I’m not good at excuses or getting told off. It might be because my parents were lax. I remember my mother telling me off once, no doubt for being a right pain in the ass. The rest of the time? Zilch. Our requests to get grounded were met by, “Why?” Well, because everybody else is getting grounded, Mum! She didn’t buy it. I once told my dad he’d best put me in the corner. I hadn’t done anything too bad. I just wanted to show solidarity with my friends down the street where we lived in Los Angeles who went from one grounding to the next. My dad played along laughingly. I stayed in the corner for a couple of minutes and then went and sat down on the sofa with a book and without a reprimand whatsoever. Indeed, my two older brothers and I coasted through our preteen and teen rebellion doing most of what we wanted. But we knew right from wrong. We self regulated our actions without the fear of getting grounded or an earful. We called home. “Mum, I’ll be home tomorrow.” And we hung out at friends’ houses closer to the beach so we could go surfing at dawn.
Is this the right way to parent?
We got into trouble, sure. Shoplifting, swearing inappropriately (i.e., to an annoying kid’s mother) and throwing oranges at passing busses and cars. A driver once stopped after a glorious (for us) thud on his car and set out in pursuit of us vagrants. He found my friends and me in the garage and his stern face did the job. We got buckets of soapy water and marched behind him to sponge off the splattered orange. Busted. Now go home.

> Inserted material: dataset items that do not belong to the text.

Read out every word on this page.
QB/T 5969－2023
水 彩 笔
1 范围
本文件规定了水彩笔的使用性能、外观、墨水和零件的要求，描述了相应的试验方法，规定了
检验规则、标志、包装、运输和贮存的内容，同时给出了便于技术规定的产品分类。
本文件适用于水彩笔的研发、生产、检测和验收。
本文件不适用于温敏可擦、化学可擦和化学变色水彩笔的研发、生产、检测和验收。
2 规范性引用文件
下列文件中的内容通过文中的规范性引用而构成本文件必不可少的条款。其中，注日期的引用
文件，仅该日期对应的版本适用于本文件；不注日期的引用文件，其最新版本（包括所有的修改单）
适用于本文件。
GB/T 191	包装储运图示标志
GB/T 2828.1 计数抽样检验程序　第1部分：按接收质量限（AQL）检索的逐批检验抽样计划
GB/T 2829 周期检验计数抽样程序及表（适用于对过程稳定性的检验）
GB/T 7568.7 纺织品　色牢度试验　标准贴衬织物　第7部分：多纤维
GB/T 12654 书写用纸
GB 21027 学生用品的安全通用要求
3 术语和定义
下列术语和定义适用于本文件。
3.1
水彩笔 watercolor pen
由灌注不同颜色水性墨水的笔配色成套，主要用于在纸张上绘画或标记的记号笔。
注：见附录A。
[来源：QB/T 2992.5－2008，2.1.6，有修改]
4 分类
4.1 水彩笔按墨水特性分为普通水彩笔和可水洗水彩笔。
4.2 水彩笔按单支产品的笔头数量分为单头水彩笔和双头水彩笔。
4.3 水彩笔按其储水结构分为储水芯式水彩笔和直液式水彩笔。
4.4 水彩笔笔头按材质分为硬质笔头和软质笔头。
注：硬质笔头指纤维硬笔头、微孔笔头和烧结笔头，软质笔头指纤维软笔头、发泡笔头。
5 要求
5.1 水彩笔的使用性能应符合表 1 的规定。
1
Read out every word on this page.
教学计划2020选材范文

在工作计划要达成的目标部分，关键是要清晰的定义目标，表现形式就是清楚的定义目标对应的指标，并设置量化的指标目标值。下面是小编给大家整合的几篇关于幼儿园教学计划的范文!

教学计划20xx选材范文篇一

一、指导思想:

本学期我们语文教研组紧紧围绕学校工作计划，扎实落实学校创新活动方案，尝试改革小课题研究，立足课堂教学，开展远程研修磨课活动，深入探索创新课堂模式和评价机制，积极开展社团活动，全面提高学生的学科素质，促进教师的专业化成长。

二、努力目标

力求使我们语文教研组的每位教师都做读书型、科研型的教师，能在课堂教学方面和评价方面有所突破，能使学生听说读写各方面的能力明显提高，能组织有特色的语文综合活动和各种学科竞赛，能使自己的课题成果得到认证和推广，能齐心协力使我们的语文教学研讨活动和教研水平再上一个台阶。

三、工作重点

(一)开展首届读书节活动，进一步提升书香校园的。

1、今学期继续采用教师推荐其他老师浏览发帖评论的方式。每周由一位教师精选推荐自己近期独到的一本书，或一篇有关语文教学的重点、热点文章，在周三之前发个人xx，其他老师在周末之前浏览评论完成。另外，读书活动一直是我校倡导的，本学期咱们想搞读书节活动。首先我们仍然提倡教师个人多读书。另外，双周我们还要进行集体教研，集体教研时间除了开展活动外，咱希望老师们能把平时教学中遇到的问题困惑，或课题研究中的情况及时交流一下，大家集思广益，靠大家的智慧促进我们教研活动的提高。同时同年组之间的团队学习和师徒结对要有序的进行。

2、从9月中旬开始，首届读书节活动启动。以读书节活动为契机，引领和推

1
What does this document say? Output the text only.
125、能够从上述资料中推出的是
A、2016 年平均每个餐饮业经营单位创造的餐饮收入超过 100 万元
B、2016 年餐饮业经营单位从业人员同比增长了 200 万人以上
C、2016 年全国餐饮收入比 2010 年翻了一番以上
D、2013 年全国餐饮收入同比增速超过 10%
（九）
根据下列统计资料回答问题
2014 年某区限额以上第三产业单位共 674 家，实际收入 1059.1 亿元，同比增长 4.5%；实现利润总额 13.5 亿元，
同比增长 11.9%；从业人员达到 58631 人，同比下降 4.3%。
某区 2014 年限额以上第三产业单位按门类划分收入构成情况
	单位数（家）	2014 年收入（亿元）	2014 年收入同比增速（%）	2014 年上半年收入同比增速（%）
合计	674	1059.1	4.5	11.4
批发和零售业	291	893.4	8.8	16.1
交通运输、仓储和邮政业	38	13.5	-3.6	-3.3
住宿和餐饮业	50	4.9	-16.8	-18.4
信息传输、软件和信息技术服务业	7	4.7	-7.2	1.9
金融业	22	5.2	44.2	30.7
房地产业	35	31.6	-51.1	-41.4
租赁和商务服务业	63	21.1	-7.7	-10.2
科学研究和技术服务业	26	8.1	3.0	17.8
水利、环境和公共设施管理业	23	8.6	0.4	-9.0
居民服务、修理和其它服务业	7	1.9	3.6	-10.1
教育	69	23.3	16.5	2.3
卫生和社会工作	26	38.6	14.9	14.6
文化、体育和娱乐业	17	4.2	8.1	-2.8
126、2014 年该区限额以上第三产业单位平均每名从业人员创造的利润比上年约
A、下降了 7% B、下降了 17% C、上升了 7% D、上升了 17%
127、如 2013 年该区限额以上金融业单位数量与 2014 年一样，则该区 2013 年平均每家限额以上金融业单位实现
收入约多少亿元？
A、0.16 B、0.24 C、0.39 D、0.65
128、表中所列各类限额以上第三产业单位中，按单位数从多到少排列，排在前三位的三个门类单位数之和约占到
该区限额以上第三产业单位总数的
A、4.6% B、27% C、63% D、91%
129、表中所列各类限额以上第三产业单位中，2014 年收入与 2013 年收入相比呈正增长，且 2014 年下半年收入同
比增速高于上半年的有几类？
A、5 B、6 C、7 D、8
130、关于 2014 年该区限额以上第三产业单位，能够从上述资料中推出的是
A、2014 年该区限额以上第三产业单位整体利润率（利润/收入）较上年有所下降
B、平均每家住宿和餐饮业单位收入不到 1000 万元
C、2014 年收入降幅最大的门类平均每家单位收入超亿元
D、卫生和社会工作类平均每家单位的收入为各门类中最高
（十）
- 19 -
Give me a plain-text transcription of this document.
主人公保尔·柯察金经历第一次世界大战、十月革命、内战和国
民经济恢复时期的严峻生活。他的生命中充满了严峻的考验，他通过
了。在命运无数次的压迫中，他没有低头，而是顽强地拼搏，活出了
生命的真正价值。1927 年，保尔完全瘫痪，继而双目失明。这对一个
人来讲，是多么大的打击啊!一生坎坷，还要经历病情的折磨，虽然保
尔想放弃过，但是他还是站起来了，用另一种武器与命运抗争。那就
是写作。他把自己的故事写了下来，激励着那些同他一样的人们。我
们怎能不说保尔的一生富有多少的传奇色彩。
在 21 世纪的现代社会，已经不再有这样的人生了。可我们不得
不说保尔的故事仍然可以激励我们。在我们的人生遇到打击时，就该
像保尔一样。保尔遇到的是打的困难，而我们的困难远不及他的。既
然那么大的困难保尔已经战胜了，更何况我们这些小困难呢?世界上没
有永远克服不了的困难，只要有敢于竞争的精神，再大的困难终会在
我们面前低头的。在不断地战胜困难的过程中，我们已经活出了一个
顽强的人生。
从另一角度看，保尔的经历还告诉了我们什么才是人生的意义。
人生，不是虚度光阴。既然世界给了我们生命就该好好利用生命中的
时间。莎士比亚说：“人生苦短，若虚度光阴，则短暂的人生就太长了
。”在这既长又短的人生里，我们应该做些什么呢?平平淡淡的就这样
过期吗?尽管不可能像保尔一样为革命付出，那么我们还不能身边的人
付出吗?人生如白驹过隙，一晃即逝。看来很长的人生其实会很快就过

My three children, all under eight years of age, haven’t yet stooped to such antics. But they do get into trouble, and they get earfuls, repetitively enough that they’ve developed aversion mechanisms.
One is the art of wholehearted (and pleading) agreement:
“Of course, you’re totally right. That was wrong. I shouldn’t have done it,” my eldest daughter will tell us.
Another is the art of preemption:
My wife will say sternly to my five-year-old son, “Come here now!” He’ll enter the room saying, “I love you Mum!”
The third is the art of ignorance. Our littlest girl, who is nearly three, has mastered this art. Tell her off and she, aka The Rascal, breaks out into, well, song. “Give me freedom, Give me fire,” she sings as you look crossly at her for writing on the freshly painted walls. This is dumbfounding, to say the least. Our eldest daughter turns to look up at our what-do-we-do-now faces and says, “She is very naughty, but she sure is funny!”